Werner Doehner, Last Survivor of the Hindenburg Disaster, Dies at Age 90
by Brigit Katz/Smithsonian.com
On early May 1937, 8-year-old Werner G. Doehner and his family boarded the Hindenburg for a trans-Atlantic flight from Frankfurt, Germany, to New Jersey. As the zeppelin attempted to land at the Lakehurst Navy Air Base on the night of May 6, it burst into flames, killing 36 of the 97 people onboard.
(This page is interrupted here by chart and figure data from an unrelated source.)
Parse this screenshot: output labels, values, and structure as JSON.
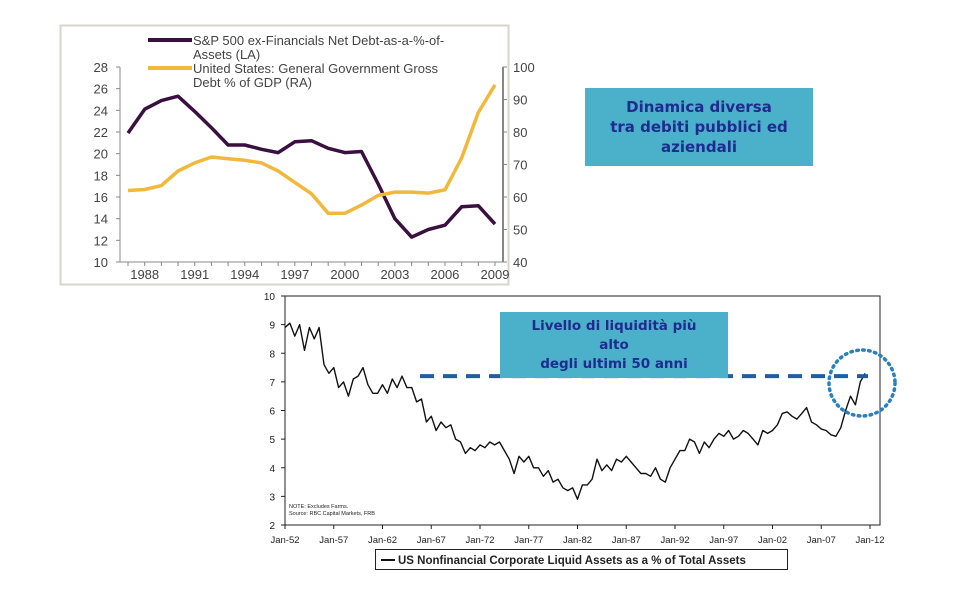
{
  "callouts": {
    "top": [
      "Dinamica diversa",
      "tra debiti pubblici ed",
      "aziendali"
    ],
    "bottom": [
      "Livello di liquidità  più",
      "alto",
      "degli ultimi 50 anni"
    ]
  },
  "chart_data": [
    {
      "type": "line",
      "title": "",
      "x": [
        1987,
        1988,
        1989,
        1990,
        1991,
        1992,
        1993,
        1994,
        1995,
        1996,
        1997,
        1998,
        1999,
        2000,
        2001,
        2002,
        2003,
        2004,
        2005,
        2006,
        2007,
        2008,
        2009
      ],
      "xticks": [
        "1988",
        "1991",
        "1994",
        "1997",
        "2000",
        "2003",
        "2006",
        "2009"
      ],
      "ylim_left": [
        10,
        28
      ],
      "yticks_left": [
        "10",
        "12",
        "14",
        "16",
        "18",
        "20",
        "22",
        "24",
        "26",
        "28"
      ],
      "ylim_right": [
        40,
        100
      ],
      "yticks_right": [
        "40",
        "50",
        "60",
        "70",
        "80",
        "90",
        "100"
      ],
      "legend_position": "top",
      "series": [
        {
          "name": "S&P 500 ex-Financials Net Debt-as-a-%-of-Assets (LA)",
          "legend_lines": [
            "S&P 500 ex-Financials Net Debt-as-a-%-of-",
            "Assets (LA)"
          ],
          "axis": "left",
          "color": "#3a1040",
          "values": [
            21.9,
            24.1,
            24.9,
            25.3,
            23.9,
            22.4,
            20.8,
            20.8,
            20.4,
            20.1,
            21.1,
            21.2,
            20.5,
            20.1,
            20.2,
            17.2,
            14.0,
            12.3,
            13.0,
            13.4,
            15.1,
            15.2,
            13.5
          ]
        },
        {
          "name": "United States: General Government Gross Debt % of GDP (RA)",
          "legend_lines": [
            "United States: General Government Gross",
            "Debt % of GDP (RA)"
          ],
          "axis": "right",
          "color": "#f2b83c",
          "values": [
            62.0,
            62.3,
            63.5,
            68.0,
            70.5,
            72.3,
            71.8,
            71.3,
            70.5,
            68.0,
            64.5,
            61.0,
            55.0,
            55.0,
            57.5,
            60.5,
            61.5,
            61.5,
            61.2,
            62.2,
            72.0,
            86.0,
            94.5
          ]
        }
      ]
    },
    {
      "type": "line",
      "title": "",
      "x_start": 1952,
      "x_step": 0.5,
      "xlim": [
        1952,
        2012
      ],
      "xticks": [
        {
          "year": 1952,
          "label": "Jan-52"
        },
        {
          "year": 1957,
          "label": "Jan-57"
        },
        {
          "year": 1962,
          "label": "Jan-62"
        },
        {
          "year": 1967,
          "label": "Jan-67"
        },
        {
          "year": 1972,
          "label": "Jan-72"
        },
        {
          "year": 1977,
          "label": "Jan-77"
        },
        {
          "year": 1982,
          "label": "Jan-82"
        },
        {
          "year": 1987,
          "label": "Jan-87"
        },
        {
          "year": 1992,
          "label": "Jan-92"
        },
        {
          "year": 1997,
          "label": "Jan-97"
        },
        {
          "year": 2002,
          "label": "Jan-02"
        },
        {
          "year": 2007,
          "label": "Jan-07"
        },
        {
          "year": 2012,
          "label": "Jan-12"
        }
      ],
      "ylim": [
        2,
        10
      ],
      "yticks": [
        "2",
        "3",
        "4",
        "5",
        "6",
        "7",
        "8",
        "9",
        "10"
      ],
      "reference_line": 7.2,
      "note": [
        "NOTE: Excludes Farms.",
        "Source: RBC Capital Markets, FRB"
      ],
      "legend_position": "bottom",
      "series": [
        {
          "name": "US Nonfinancial Corporate Liquid Assets as a % of Total Assets",
          "color": "#111111",
          "values": [
            8.9,
            9.05,
            8.6,
            9.0,
            8.1,
            8.9,
            8.5,
            8.9,
            7.6,
            7.3,
            7.5,
            6.8,
            7.0,
            6.5,
            7.1,
            7.2,
            7.5,
            6.9,
            6.6,
            6.6,
            6.9,
            6.6,
            7.1,
            6.8,
            7.2,
            6.8,
            6.8,
            6.3,
            6.4,
            5.6,
            5.8,
            5.3,
            5.6,
            5.4,
            5.5,
            5.0,
            4.9,
            4.5,
            4.7,
            4.6,
            4.8,
            4.7,
            4.9,
            4.8,
            4.9,
            4.6,
            4.3,
            3.8,
            4.4,
            4.2,
            4.4,
            4.0,
            4.0,
            3.7,
            3.9,
            3.5,
            3.6,
            3.3,
            3.2,
            3.3,
            2.9,
            3.4,
            3.4,
            3.6,
            4.3,
            3.9,
            4.1,
            3.9,
            4.3,
            4.2,
            4.4,
            4.2,
            4.0,
            3.8,
            3.8,
            3.7,
            4.0,
            3.6,
            3.5,
            4.0,
            4.3,
            4.6,
            4.6,
            5.0,
            4.9,
            4.5,
            4.9,
            4.7,
            5.0,
            5.2,
            5.1,
            5.3,
            5.0,
            5.1,
            5.3,
            5.2,
            5.0,
            4.8,
            5.3,
            5.2,
            5.3,
            5.5,
            5.9,
            5.95,
            5.8,
            5.7,
            5.9,
            6.1,
            5.6,
            5.5,
            5.35,
            5.3,
            5.15,
            5.1,
            5.4,
            6.0,
            6.5,
            6.2,
            7.0,
            7.3
          ]
        }
      ]
    }
  ]
}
Doehner’s father and sister were among those who died in the accident—now considered one of the most notorious in aviation history—but the boy himself survived despite suffering severe burns to his face, arms and legs.
As Mariel Padilla reports for the New York Times, Doehner was, in fact, the last remaining survivor of the Hindenburg disaster prior to his death at age 90 on November 8. According to Doehner’s son, Bernie, the cause of death was complications stemming from pneumonia.
The Hindenburg was an 800-foot long airship intended to be “a huge flying billboard for German aeronautical supremacy,” historian Rick Zitarosa of the Navy Lakehurst Historical Society tells Padilla. Powered by highly flammable hydrogen gas, the zeppelin had made multiple successful North Atlantic crossings prior to the explosion, carrying more than 1,000 passengers on 10 scheduled trips between Germany and the United States.